23 OCTOBER 2013
MAKING FALSE ALLEGATIONS FOR APVOs BECOMES A CRIME
Making false allegations in order to obtain a personal violence order against a neighbour, co-worker, or stranger will become a criminal offence, Attorney General Greg Smith SC announced today.
“This move is designed to protect law-abiding citizens from false and vexatious APVO applications,” Mr Smith said.
“Anyone who thinks it is acceptable to make accusations they know to be untrue should think again, because under this law it will be an offence punishable with a fine of up to $1100, or up to 12 months in prison.”
The changes follow recommendations made by an interim review of frivolous and vexatious apprehended personal violence orders, which was tabled in parliament last month.
Apprehended Personal Violence Orders (APVOs) differ from Domestic Violence orders and can only be used when the victim is not in a “domestic relationship” with the alleged perpetrator.
The proposed changes to the Crimes (Domestic and Personal Violence) Act will make it an offence to give a false or misleading statement in an application for an apprehended personal violence order.
“This will make an application for an APVO consistent with other similar processes which require applicants to declare the truth of the information they provide,” Mr Smith said.
“It will only apply to people who knowingly make a false statement when applying for an APVO, which will provide some protection to vulnerable applicants such as people with mental health problems or cognitive impairments.”
The amendments to be introduced into parliament this week will also:
· require magistrates to refer APVO matters to mediation unless there are good reasons not to; and
· encourage a registrar to exercise their discretion to refuse to accept an application for an APVO where appropriate.

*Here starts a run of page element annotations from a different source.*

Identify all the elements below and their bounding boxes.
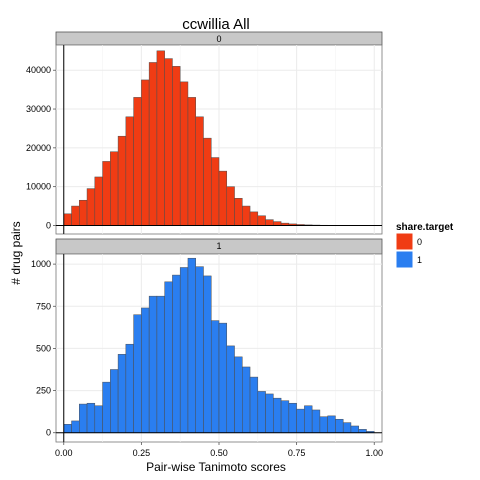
histogram-bar	[72, 421, 80, 433]
histogram-bar	[281, 401, 289, 433]
histogram-bar	[235, 198, 243, 225]
x-tick-label: 1.00	[365, 448, 383, 458]
histogram-bar	[335, 419, 343, 432]
x-tick-label: 0.00	[55, 448, 73, 458]
histogram-bar	[266, 220, 274, 226]
histogram-bar	[172, 66, 180, 225]
histogram-bar	[273, 222, 281, 226]
histogram-bar	[134, 97, 142, 225]
histogram-bar	[203, 276, 211, 433]
histogram-bar	[320, 417, 328, 433]
histogram-bar	[180, 267, 188, 432]
histogram-bar	[110, 152, 118, 226]
histogram-bar	[211, 158, 219, 226]
histogram-bar	[343, 423, 351, 433]
y-tick-label: 500	[36, 343, 51, 353]
x-tick-label: 0.50	[210, 448, 228, 458]
histogram-bar	[141, 80, 149, 226]
y-tick-label: 30000	[26, 104, 51, 114]
histogram-bar	[118, 354, 126, 432]
histogram-bar	[312, 410, 320, 433]
y-tick-label: 0	[46, 220, 51, 230]
histogram-bar	[258, 391, 266, 432]
histogram-bar	[103, 161, 111, 225]
histogram-bar	[196, 267, 204, 433]
y-tick-label: 40000	[26, 65, 51, 75]
histogram-bar	[219, 171, 227, 225]
histogram-bar	[289, 403, 297, 433]
legend-key	[396, 233, 413, 250]
histogram-bar	[351, 426, 359, 433]
histogram-bar	[359, 429, 367, 432]
histogram-bar	[126, 117, 134, 226]
histogram-bar	[157, 296, 165, 433]
histogram-bar	[110, 369, 118, 432]
facet-panel-1: 1 0 250 500 750 1000	[31, 239, 382, 442]
histogram-bar	[141, 308, 149, 433]
histogram-bar	[266, 394, 274, 433]
histogram-bar	[227, 346, 235, 433]
x-axis-label: Pair-wise Tanimoto scores	[146, 460, 286, 474]
histogram-bar	[149, 296, 157, 433]
y-tick-label: 10000	[26, 182, 51, 192]
histogram-bar	[79, 200, 87, 225]
legend: share.target 0 1	[396, 222, 454, 268]
x-tick-label: 0.75	[288, 448, 306, 458]
histogram-bar	[172, 275, 180, 433]
histogram-bar	[103, 382, 111, 433]
histogram-bar	[242, 206, 250, 225]
legend-title: share.target	[396, 222, 454, 233]
histogram-bar	[211, 321, 219, 433]
histogram-bar	[72, 206, 80, 225]
histogram-bar	[149, 62, 157, 225]
histogram-bar	[180, 82, 188, 226]
histogram-bar	[250, 377, 258, 433]
histogram-bar	[165, 59, 173, 226]
y-tick-label: 1000	[31, 259, 51, 269]
y-tick-label: 20000	[26, 143, 51, 153]
facet-strip-label: 0	[216, 34, 221, 44]
histogram-bar	[188, 258, 196, 433]
histogram-bar	[165, 282, 173, 433]
y-tick-label: 250	[36, 386, 51, 396]
y-tick-label: 0	[46, 428, 51, 438]
histogram-bar	[64, 424, 72, 432]
histogram-bar	[297, 409, 305, 433]
legend-label: 0	[417, 237, 422, 247]
histogram-bar	[250, 212, 258, 226]
x-tick-label: 0.25	[133, 448, 151, 458]
histogram-bar	[188, 97, 196, 225]
chart-title: ccwillia All	[182, 16, 250, 33]
histogram-bar	[273, 398, 281, 433]
histogram-bar	[235, 357, 243, 433]
facet-strip-label: 1	[216, 241, 221, 251]
histogram-bar	[87, 403, 95, 433]
histogram-bar	[79, 404, 87, 433]
histogram-bar	[258, 216, 266, 226]
histogram-bar	[242, 367, 250, 433]
legend-label: 1	[417, 255, 422, 265]
histogram-bar	[126, 344, 134, 433]
y-axis-label: # drug pairs	[9, 221, 23, 284]
histogram-bar	[134, 315, 142, 433]
histogram-bar	[95, 177, 103, 226]
legend-key	[396, 251, 413, 268]
histogram-bar	[157, 51, 165, 226]
histogram-bar	[95, 406, 103, 433]
histogram-bar	[227, 187, 235, 226]
histogram-bar	[328, 416, 336, 433]
histogram-bar	[87, 189, 95, 226]
facet-panel-0: 0 0 10000 20000 30000 40000	[26, 32, 382, 234]
histogram-bar	[304, 406, 312, 433]
histogram-bar	[196, 117, 204, 226]
histogram-bar	[118, 136, 126, 225]
x-axis: 0.00 0.25 0.50 0.75 1.00	[55, 442, 383, 458]
histogram-bar	[64, 214, 72, 226]
histogram-bar	[203, 138, 211, 225]
histogram-bar	[219, 323, 227, 433]
y-tick-label: 750	[36, 301, 51, 311]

Changes will also be made by regulation to require applicants to declare a commercial relationship, debt or previous history of litigation between the parties
Under changes previously announced, this legislation will also give senior police the power to issue provisional ADVOs in cases of domestic violence and expand police powers to give an alleged perpetrator of domestic violence directions or detain them for the purpose of serving the order.